Secondly, looking at the menu for the final 3 weeks of term, the kids can have jacket potato 10 out of the 15 days, with pizza & hotdogs filling up 2 of the remaining 5 days. That’s hardly inspiring and whilst the kind of healthy pack lunch wifey prepares probably costs as much as the £2 school dinner, at least we know where the meat has come from. Horsemeat was found in a few school dinners up in Lancashire, so the quality is not as great as the song and dance has suggested, even given the massive improvement in the quality of school dinners in the last few years.

Looking again at the menu, there is too much reliance on chicken and turkey, which can be raised very cheaply if you’re not adverse to a bit of animal cruelty. We only eat chicken when we’re happy of the ethical provenance of the fowl.

Rob Rees, chairman of the Children’s Food Trust, said his own children preferred school dinners, but added some parents feel they are expensive. He said, “They absolutely love it. It’s not the school meals of the past. It’s wonderful fish pies, bologneses, lasagnes.” No mention of the fish fingers, turkey burgers, sausage rolls or hotdogs there.

I’m in no way picking on our school, I think the menu they provide is in keeping with the vast majority of schools but our kids school does go the extra mile and put the menu on it’s website in PDF format so parents can download it. Looking at other local schools, they don’t do this, which is a shame and makes it harder to pull examples from other menus. This romanticised idea that kids are wolfing down kelp burgers whilst looking forward to steamed fish on a bed of flax seeds on a Friday is nonsense. Yes, the turkey twizzler has gone, no it’s not much better than I’d put in a packed lunch. You only have to look to the lovely Pippa’s packed lunches if you’re stuck for inspiration. It’s not difficult.

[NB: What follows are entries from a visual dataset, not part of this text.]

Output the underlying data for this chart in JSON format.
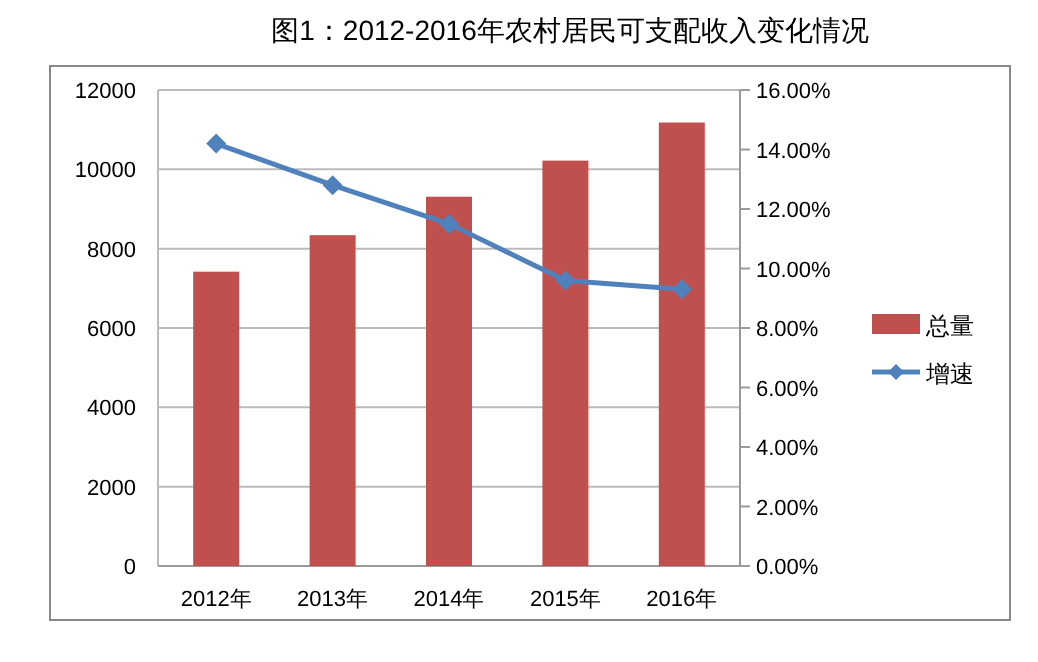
{
  "chart_data": {
    "type": "bar",
    "title": "图1：2012-2016年农村居民可支配收入变化情况",
    "categories": [
      "2012年",
      "2013年",
      "2014年",
      "2015年",
      "2016年"
    ],
    "series": [
      {
        "name": "总量",
        "color": "#c0504d",
        "values": [
          7420,
          8340,
          9310,
          10220,
          11180
        ]
      },
      {
        "name": "增速",
        "type": "line",
        "axis": "y2",
        "color": "#4f81bd",
        "marker": "diamond",
        "values": [
          14.2,
          12.8,
          11.5,
          9.6,
          9.3
        ]
      }
    ],
    "ylim": [
      0,
      12000
    ],
    "yticks": [
      0,
      2000,
      4000,
      6000,
      8000,
      10000,
      12000
    ],
    "y2lim": [
      0,
      16
    ],
    "y2ticks": [
      {
        "value": 0,
        "label": "0.00%"
      },
      {
        "value": 2,
        "label": "2.00%"
      },
      {
        "value": 4,
        "label": "4.00%"
      },
      {
        "value": 6,
        "label": "6.00%"
      },
      {
        "value": 8,
        "label": "8.00%"
      },
      {
        "value": 10,
        "label": "10.00%"
      },
      {
        "value": 12,
        "label": "12.00%"
      },
      {
        "value": 14,
        "label": "14.00%"
      },
      {
        "value": 16,
        "label": "16.00%"
      }
    ],
    "grid": "y",
    "legend": "right"
  }
}
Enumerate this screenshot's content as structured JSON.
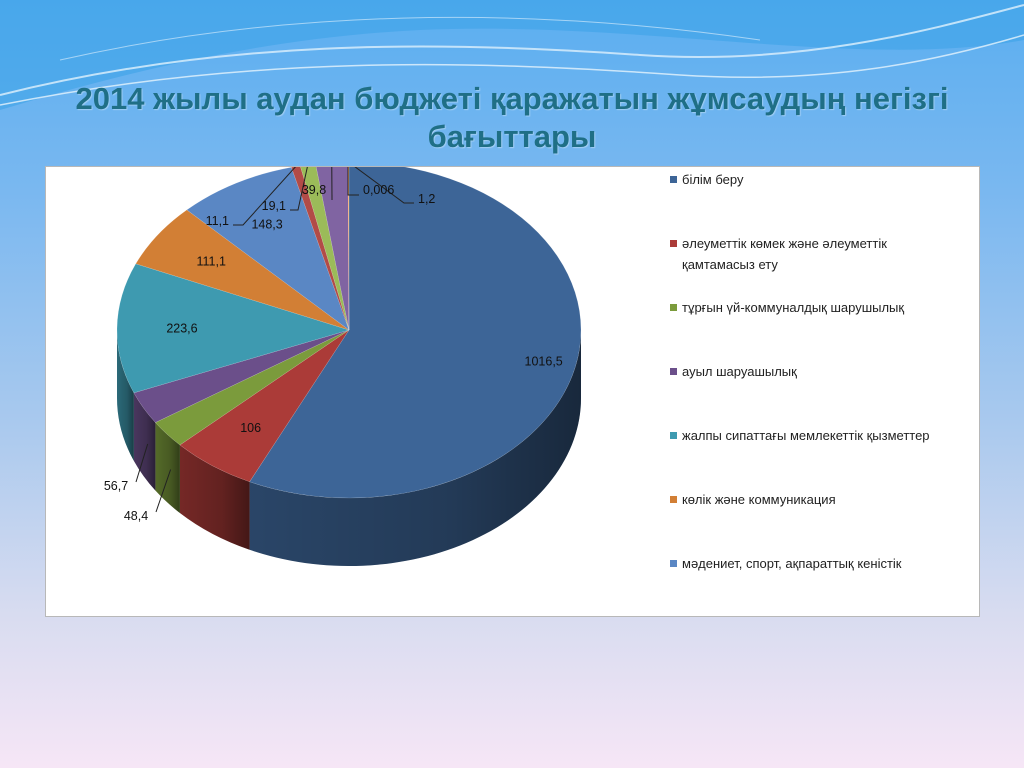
{
  "slide": {
    "title": "2014 жылы аудан бюджеті қаражатын жұмсаудың  негізгі бағыттары"
  },
  "chart_data": {
    "type": "pie",
    "title": "",
    "categories": [
      "білім беру",
      "әлеуметтік көмек және әлеуметтік қамтамасыз ету",
      "тұрғын үй-коммуналдық шарушылық",
      "ауыл шаруашылық",
      "жалпы сипаттағы мемлекеттік қызметтер",
      "көлік және коммуникация",
      "мәдениет, спорт, ақпараттық кеністік"
    ],
    "slices": [
      {
        "label": "1016,5",
        "value": 1016.5,
        "color": "#3d6597",
        "legend": "білім беру"
      },
      {
        "label": "106",
        "value": 106,
        "color": "#ab3b38",
        "legend": "әлеуметтік көмек және әлеуметтік қамтамасыз ету"
      },
      {
        "label": "48,4",
        "value": 48.4,
        "color": "#7b9b3c",
        "legend": "тұрғын үй-коммуналдық шарушылық"
      },
      {
        "label": "56,7",
        "value": 56.7,
        "color": "#6b4f8a",
        "legend": "ауыл шаруашылық"
      },
      {
        "label": "223,6",
        "value": 223.6,
        "color": "#3e9ab0",
        "legend": "жалпы сипаттағы мемлекеттік қызметтер"
      },
      {
        "label": "111,1",
        "value": 111.1,
        "color": "#d27f35",
        "legend": "көлік және коммуникация"
      },
      {
        "label": "148,3",
        "value": 148.3,
        "color": "#5a87c4",
        "legend": "мәдениет, спорт, ақпараттық кеністік"
      },
      {
        "label": "11,1",
        "value": 11.1,
        "color": "#b24b47"
      },
      {
        "label": "19,1",
        "value": 19.1,
        "color": "#9bbb59"
      },
      {
        "label": "39,8",
        "value": 39.8,
        "color": "#8064a2"
      },
      {
        "label": "0,006",
        "value": 0.006,
        "color": "#4bacc6"
      },
      {
        "label": "1,2",
        "value": 1.2,
        "color": "#f79646"
      }
    ],
    "legend_position": "right",
    "style": "3d-pie"
  }
}
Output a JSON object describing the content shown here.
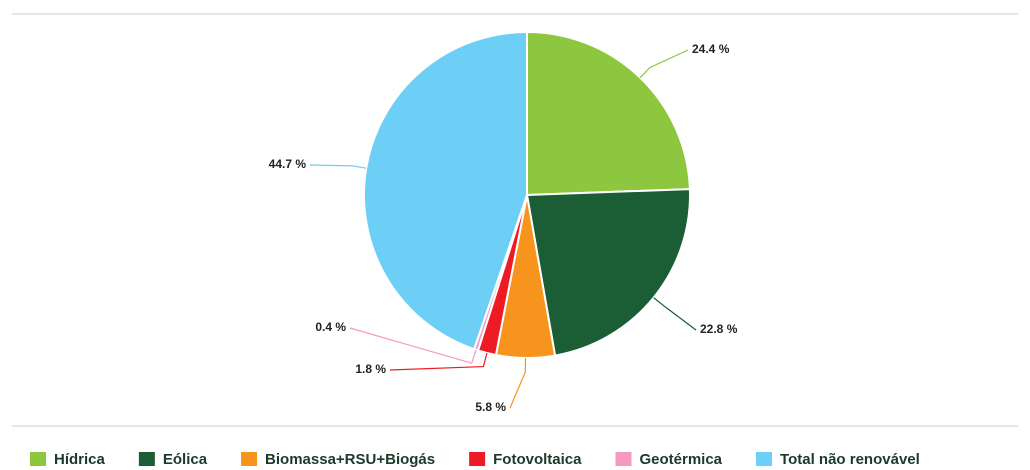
{
  "chart_data": {
    "type": "pie",
    "categories": [
      "Hídrica",
      "Eólica",
      "Biomassa+RSU+Biogás",
      "Fotovoltaica",
      "Geotérmica",
      "Total não renovável"
    ],
    "values": [
      24.4,
      22.8,
      5.8,
      1.8,
      0.4,
      44.7
    ],
    "value_labels": [
      "24.4 %",
      "22.8 %",
      "5.8 %",
      "1.8 %",
      "0.4 %",
      "44.7 %"
    ],
    "colors": [
      "#8dc63f",
      "#1b5e35",
      "#f7941d",
      "#ed1c24",
      "#f49ac1",
      "#6dcff6"
    ],
    "legend": "bottom"
  }
}
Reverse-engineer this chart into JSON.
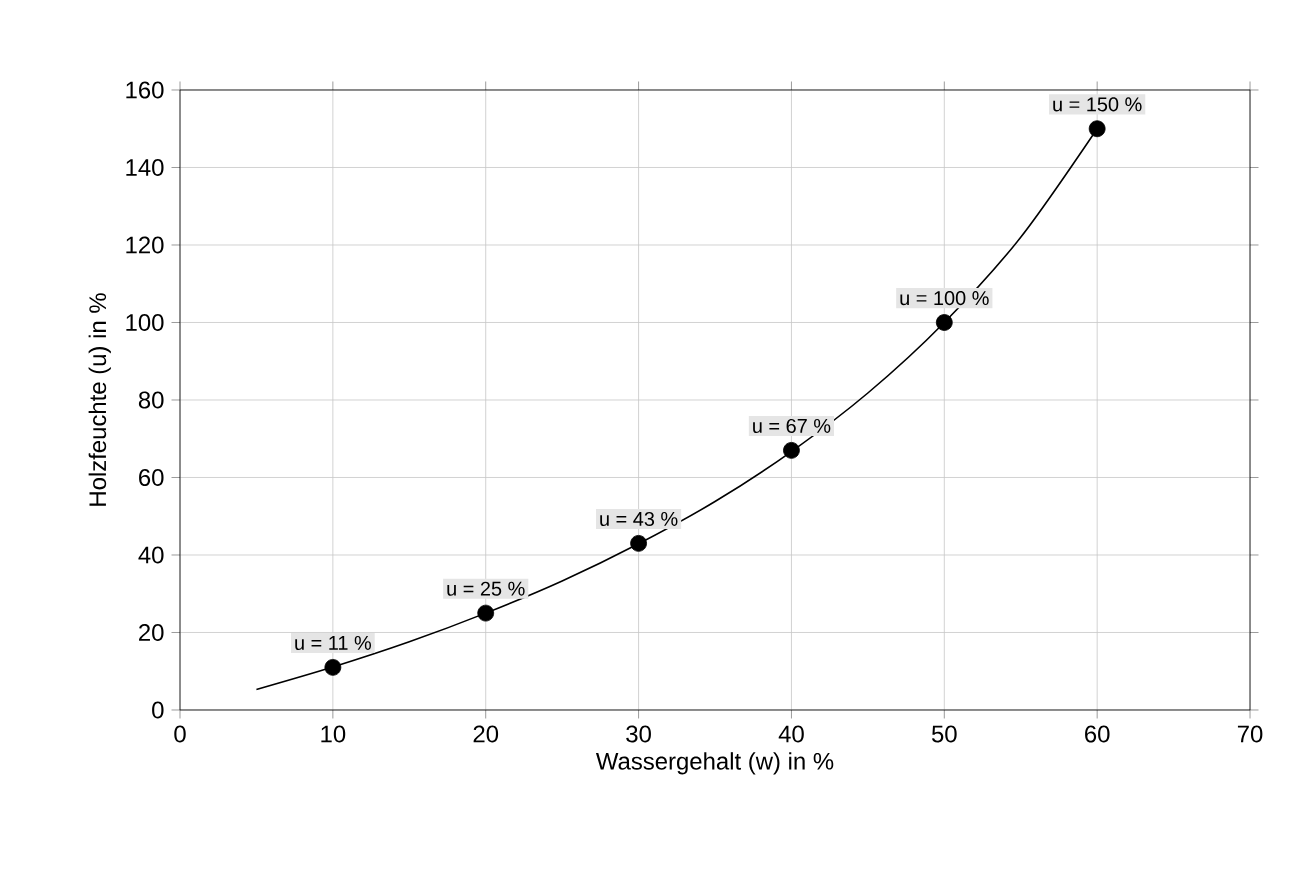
{
  "chart_data": {
    "type": "line",
    "xlabel": "Wassergehalt (w) in %",
    "ylabel": "Holzfeuchte (u) in %",
    "xlim": [
      0,
      70
    ],
    "ylim": [
      0,
      160
    ],
    "xticks": [
      0,
      10,
      20,
      30,
      40,
      50,
      60,
      70
    ],
    "yticks": [
      0,
      20,
      40,
      60,
      80,
      100,
      120,
      140,
      160
    ],
    "grid": true,
    "series": [
      {
        "color": "#000000",
        "marker": "none",
        "x": [
          5,
          10,
          15,
          20,
          25,
          30,
          35,
          40,
          45,
          50,
          55,
          60
        ],
        "values": [
          5.3,
          11.1,
          17.6,
          25,
          33.3,
          42.9,
          53.8,
          66.7,
          81.8,
          100,
          122,
          150
        ]
      },
      {
        "type": "scatter",
        "marker": "circle",
        "color": "#000000",
        "x": [
          10,
          20,
          30,
          40,
          50,
          60
        ],
        "values": [
          11,
          25,
          43,
          67,
          100,
          150
        ],
        "value_labels": [
          "u = 11 %",
          "u = 25 %",
          "u = 43 %",
          "u = 67 %",
          "u = 100 %",
          "u = 150 %"
        ]
      }
    ]
  }
}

I think a much better approach is to police what goes into a packed lunch if the government are worried about the quality of food kids are having for lunch. It’s something our kids school does and it shouldn’t take too much common sense to implement something like this. We’re lucky in a way, at our kids school the packed lunch kids get to go in first, so they don’t spend half their lunch queuing for a school dinner. This means the boy wants to have a packed lunch and Fifi has just announced she wants the same.